⚠ Disclaimer: This report is generated using AI tools and is for informational purposes only. It does not constitute investment advice. Please consult a registered financial advisor before making any investment decisions.
RCF - Fundamental Analysis: Financial Health & Valuation
Back to ListFundamental Rating: 2.9
| Stock Code | RCF | Market Cap | 6,656 Cr. | Current Price | 121 ₹ | High / Low | 167 ₹ |
| Stock P/E | 21.4 | Book Value | 89.3 ₹ | Dividend Yield | 1.09 % | ROCE | 7.47 % |
| ROE | 5.00 % | Face Value | 10.0 ₹ | DMA 50 | 129 ₹ | DMA 200 | 141 ₹ |
| Chg in FII Hold | 0.19 % | Chg in DII Hold | 0.08 % | PAT Qtr | 81.4 Cr. | PAT Prev Qtr | 106 Cr. |
| RSI | 45.2 | MACD | -3.74 | Volume | 23,84,470 | Avg Vol 1Wk | 54,30,822 |
| Low price | 108 ₹ | High price | 167 ₹ | PEG Ratio | -0.79 | Debt to equity | 0.56 |
| 52w Index | 22.2 % | Qtr Profit Var | 2.16 % | EPS | 5.69 ₹ | Industry PE | 17.9 |
📊 Core Financials
- Revenue Growth: Quarterly PAT declined from ₹106 Cr to ₹81.4 Cr (-2.16%), showing weak momentum.
- Profit Margins: Margins remain modest, reflecting cyclical fertilizer demand.
- Debt Ratios: Debt-to-equity at 0.56 → moderate leverage.
- Cash Flows: Stable due to government-backed fertilizer operations, though profitability is inconsistent.
- Return Metrics: ROE at 5.0% and ROCE at 7.47% → weak efficiency compared to peers.
💹 Valuation Indicators
- P/E Ratio: 21.4 vs Industry PE of 17.9 → slightly overvalued.
- P/B Ratio: ~1.36 (Price ₹121 / Book Value ₹89.3) → fair valuation.
- PEG Ratio: -0.79 → negative, reflecting weak earnings growth outlook.
- Intrinsic Value: Current price close to fair value, limited upside potential.
🏢 Business Model & Competitive Advantage
- Rashtriya Chemicals & Fertilizers (RCF) operates in fertilizer and chemical production.
- Competitive advantage lies in government backing and established distribution network.
- However, profitability and efficiency remain weak, reducing overall health.
📈 Entry Zone & Long-Term Guidance
- Entry Zone: Attractive accumulation range between ₹110 – ₹118 (near support levels).
- Long-Term Holding: Suitable for dividend-seeking investors (1.09% yield), but growth prospects remain limited.
✅ Positive
- Government-backed operations ensure stability.
- FIIs (+0.19%) and DIIs (+0.08%) increased holdings.
- Dividend yield of 1.09% provides income support.

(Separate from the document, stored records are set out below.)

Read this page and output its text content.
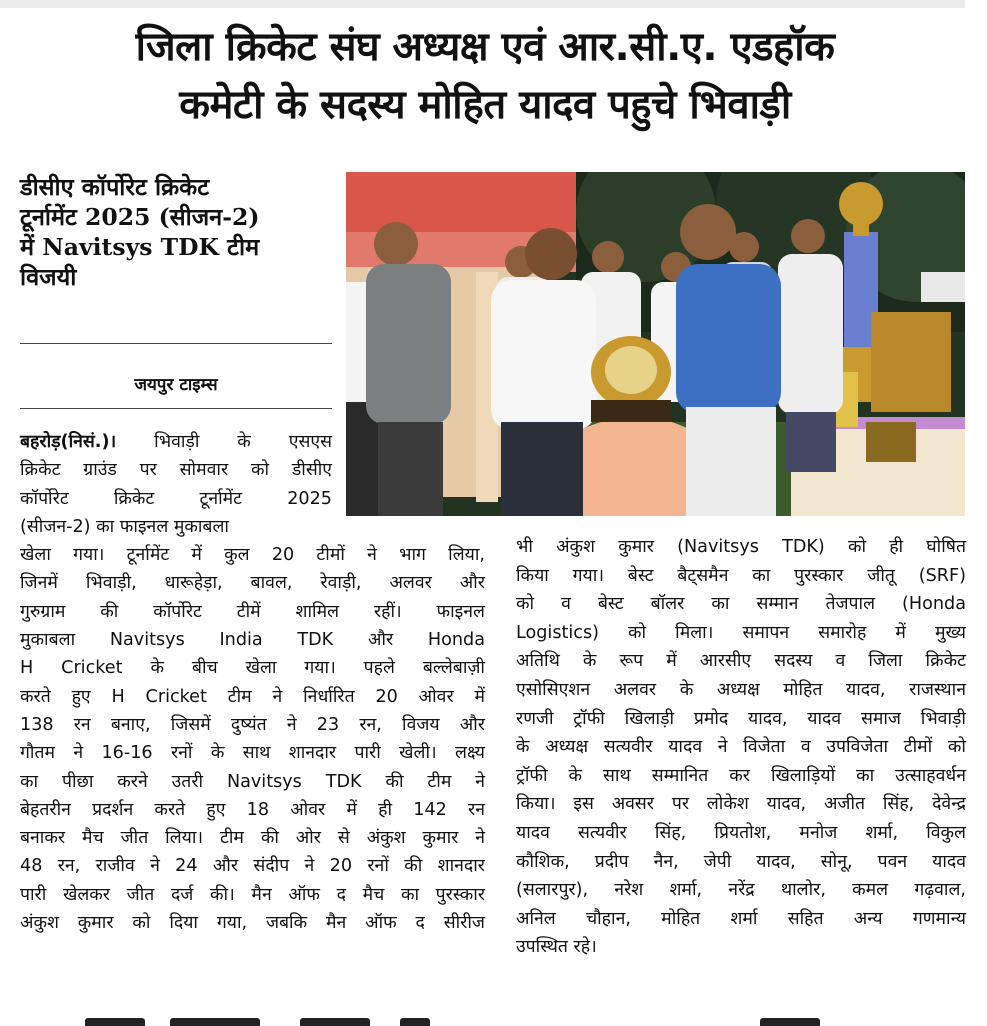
जिला क्रिकेट संघ अध्यक्ष एवं आर.सी.ए. एडहॉक
कमेटी के सदस्य मोहित यादव पहुचे भिवाड़ी
डीसीए कॉर्पोरेट क्रिकेट
टूर्नामेंट 2025 (सीजन-2)
में Navitsys TDK टीम
विजयी
जयपुर टाइम्स
बहरोड़(निसं.)। भिवाड़ी के एसएस
क्रिकेट ग्राउंड पर सोमवार को डीसीए
कॉर्पोरेट क्रिकेट टूर्नामेंट 2025
(सीजन-2) का फाइनल मुकाबला
खेला गया। टूर्नामेंट में कुल 20 टीमों ने भाग लिया,
जिनमें भिवाड़ी, धारूहेड़ा, बावल, रेवाड़ी, अलवर और
गुरुग्राम की कॉर्पोरेट टीमें शामिल रहीं। फाइनल
मुकाबला Navitsys India TDK और Honda
H Cricket के बीच खेला गया। पहले बल्लेबाज़ी
करते हुए H Cricket टीम ने निर्धारित 20 ओवर में
138 रन बनाए, जिसमें दुष्यंत ने 23 रन, विजय और
गौतम ने 16-16 रनों के साथ शानदार पारी खेली। लक्ष्य
का पीछा करने उतरी Navitsys TDK की टीम ने
बेहतरीन प्रदर्शन करते हुए 18 ओवर में ही 142 रन
बनाकर मैच जीत लिया। टीम की ओर से अंकुश कुमार ने
48 रन, राजीव ने 24 और संदीप ने 20 रनों की शानदार
पारी खेलकर जीत दर्ज की। मैन ऑफ द मैच का पुरस्कार
अंकुश कुमार को दिया गया, जबकि मैन ऑफ द सीरीज
भी अंकुश कुमार (Navitsys TDK) को ही घोषित
किया गया। बेस्ट बैट्समैन का पुरस्कार जीतू (SRF)
को व बेस्ट बॉलर का सम्मान तेजपाल (Honda
Logistics) को मिला। समापन समारोह में मुख्य
अतिथि के रूप में आरसीए सदस्य व जिला क्रिकेट
एसोसिएशन अलवर के अध्यक्ष मोहित यादव, राजस्थान
रणजी ट्रॉफी खिलाड़ी प्रमोद यादव, यादव समाज भिवाड़ी
के अध्यक्ष सत्यवीर यादव ने विजेता व उपविजेता टीमों को
ट्रॉफी के साथ सम्मानित कर खिलाड़ियों का उत्साहवर्धन
किया। इस अवसर पर लोकेश यादव, अजीत सिंह, देवेन्द्र
यादव सत्यवीर सिंह, प्रियतोश, मनोज शर्मा, विकुल
कौशिक, प्रदीप नैन, जेपी यादव, सोनू, पवन यादव
(सलारपुर), नरेश शर्मा, नरेंद्र थालोर, कमल गढ़वाल,
अनिल चौहान, मोहित शर्मा सहित अन्य गणमान्य
उपस्थित रहे।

- Fair valuation on P/B basis (~1.36).
⚠️ Limitation
- Weak ROE (5.0%) and ROCE (7.47%).
- Negative PEG ratio (-0.79) indicates poor growth prospects.
- Stock trading below DMA50 and DMA200, showing weak momentum.
📉 Company Negative News
- Quarterly PAT declined (-2.16%).
- Weak technical indicators (RSI 45.2, MACD -3.74).
- Stock trading well below 52-week high (₹167 → ₹121).
📈 Company Positive News
- FIIs and DIIs increased holdings.
- Dividend yield supports investor confidence.
- Government backing ensures operational stability.
🏭 Industry
- Fertilizer industry remains cyclical, driven by agricultural demand and government subsidies.
- Industry PE at 17.9, showing RCF trades at a slight premium.
🔎 Conclusion
RCF offers stability with government backing and a modest dividend yield, but weak return ratios and limited growth prospects make it less attractive for long-term compounding. Investors may accumulate near support levels for steady dividend income, but should remain cautious of overvaluation and cyclical risks.